Oaks are struck by lightning more frequently than other types of a tree because they tend to be taller and are often the highest point in a landscape. For druids, the lightning increases the significance of the oak tree. They believe that they can receive ‘arwen’, or inspiration, by ‘courting the flash’ from the lightning as it strikes the trees.

Construction

Oaks are a useful and versatile building material. The timber’s strength and durability mean that it has been much used throughout history. Oak was used to built the bronze-age ‘Sea Henge’, found in the north Norfolk mud flats. It is thought that this was used for funeral rites and shows oak’s amazing durability.

Shipbuilding and War

Oak has also been used throughout the ages to build many ships. There are some famous examples, including the HMS Victory, which used over 6,000 trees in its construction, many of them oaks. As Naval shipbuilding outstripped supply, wars were even fought to secure oak supplies from abroad.

Love and Marriage

As a symbol of strength and longevity and tradition, oak is the symbol for the -rarely reached – 80th wedding anniversary.
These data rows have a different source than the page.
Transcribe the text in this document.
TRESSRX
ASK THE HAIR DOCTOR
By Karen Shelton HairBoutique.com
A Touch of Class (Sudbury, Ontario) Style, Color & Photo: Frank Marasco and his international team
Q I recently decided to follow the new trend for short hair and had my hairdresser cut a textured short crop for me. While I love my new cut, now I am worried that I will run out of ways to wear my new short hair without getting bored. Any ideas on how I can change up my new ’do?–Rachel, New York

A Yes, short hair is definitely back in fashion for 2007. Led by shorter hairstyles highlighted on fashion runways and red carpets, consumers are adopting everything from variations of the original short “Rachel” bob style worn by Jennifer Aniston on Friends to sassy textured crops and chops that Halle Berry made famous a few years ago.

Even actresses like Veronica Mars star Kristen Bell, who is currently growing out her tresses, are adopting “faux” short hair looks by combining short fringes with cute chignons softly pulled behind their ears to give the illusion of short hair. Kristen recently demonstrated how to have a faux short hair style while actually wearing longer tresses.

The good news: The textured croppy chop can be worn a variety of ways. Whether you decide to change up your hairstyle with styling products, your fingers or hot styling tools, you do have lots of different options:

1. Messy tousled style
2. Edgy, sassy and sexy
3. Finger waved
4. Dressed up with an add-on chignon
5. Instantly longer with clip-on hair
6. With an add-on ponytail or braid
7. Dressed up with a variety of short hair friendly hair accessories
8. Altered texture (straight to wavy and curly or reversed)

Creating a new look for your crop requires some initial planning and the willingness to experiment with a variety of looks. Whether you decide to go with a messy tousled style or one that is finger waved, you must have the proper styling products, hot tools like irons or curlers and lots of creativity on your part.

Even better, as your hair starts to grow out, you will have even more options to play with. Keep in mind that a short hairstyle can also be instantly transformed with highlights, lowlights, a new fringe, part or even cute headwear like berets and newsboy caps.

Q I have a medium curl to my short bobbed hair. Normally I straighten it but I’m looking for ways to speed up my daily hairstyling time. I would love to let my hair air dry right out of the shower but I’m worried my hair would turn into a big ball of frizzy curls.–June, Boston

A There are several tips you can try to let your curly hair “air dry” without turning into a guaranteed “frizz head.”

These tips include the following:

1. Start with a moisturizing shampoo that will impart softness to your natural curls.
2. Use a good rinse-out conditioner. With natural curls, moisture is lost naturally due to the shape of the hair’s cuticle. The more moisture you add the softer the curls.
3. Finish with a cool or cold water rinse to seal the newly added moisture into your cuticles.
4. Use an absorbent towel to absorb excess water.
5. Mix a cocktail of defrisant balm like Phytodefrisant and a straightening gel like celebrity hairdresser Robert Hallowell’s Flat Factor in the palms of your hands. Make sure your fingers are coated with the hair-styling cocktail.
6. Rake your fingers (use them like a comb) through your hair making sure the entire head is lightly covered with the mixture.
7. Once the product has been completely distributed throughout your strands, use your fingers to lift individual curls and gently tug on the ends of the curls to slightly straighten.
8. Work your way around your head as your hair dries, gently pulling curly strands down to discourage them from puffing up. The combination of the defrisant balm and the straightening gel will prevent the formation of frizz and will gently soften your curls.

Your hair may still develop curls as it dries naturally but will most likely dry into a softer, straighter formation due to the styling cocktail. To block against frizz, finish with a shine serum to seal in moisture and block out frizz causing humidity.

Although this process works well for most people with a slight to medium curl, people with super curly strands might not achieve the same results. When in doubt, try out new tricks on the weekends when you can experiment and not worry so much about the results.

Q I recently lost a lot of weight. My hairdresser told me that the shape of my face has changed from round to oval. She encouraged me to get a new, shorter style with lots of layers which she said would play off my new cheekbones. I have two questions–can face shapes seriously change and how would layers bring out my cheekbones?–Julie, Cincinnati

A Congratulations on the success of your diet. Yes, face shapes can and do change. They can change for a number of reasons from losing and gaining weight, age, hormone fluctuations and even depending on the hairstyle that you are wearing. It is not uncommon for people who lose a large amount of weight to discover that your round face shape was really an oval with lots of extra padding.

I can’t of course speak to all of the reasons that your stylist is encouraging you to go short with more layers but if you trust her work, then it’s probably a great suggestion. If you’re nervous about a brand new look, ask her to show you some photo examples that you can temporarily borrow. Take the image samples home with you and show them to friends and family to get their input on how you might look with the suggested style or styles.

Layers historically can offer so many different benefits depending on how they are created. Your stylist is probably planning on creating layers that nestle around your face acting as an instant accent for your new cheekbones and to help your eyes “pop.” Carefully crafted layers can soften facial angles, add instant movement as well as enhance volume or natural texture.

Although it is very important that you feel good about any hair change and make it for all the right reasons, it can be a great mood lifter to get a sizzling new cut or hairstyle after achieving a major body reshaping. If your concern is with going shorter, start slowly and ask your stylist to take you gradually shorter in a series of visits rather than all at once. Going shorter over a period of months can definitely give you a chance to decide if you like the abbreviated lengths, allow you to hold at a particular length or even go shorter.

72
The oak tree is a symbol of steadfast love.

Medicine

The bark and acorns of the oak tree have been used as a medicinal remedy for a number of ailments throughout history, including inflammation, kidney stones and diarrhoea. The oak has long been considered as a useful tree.

Food and Drink

Another use humans have made of oak trees is for consumption. Acorns were ground to make a flour used to make bread, and have also been used as a substitute for coffee. Sprouting acorns were also used to make an alcoholic beverage.

The Write Stuff

Oak tree galls were also used throughout history to make ink. Many of the most important texts in Western history, from the Magna Carta, to Newton’s Theories, to Mozart’s musical scores, were written using oak gall ink, which was the standard ink used between Roman times and the 19th Century.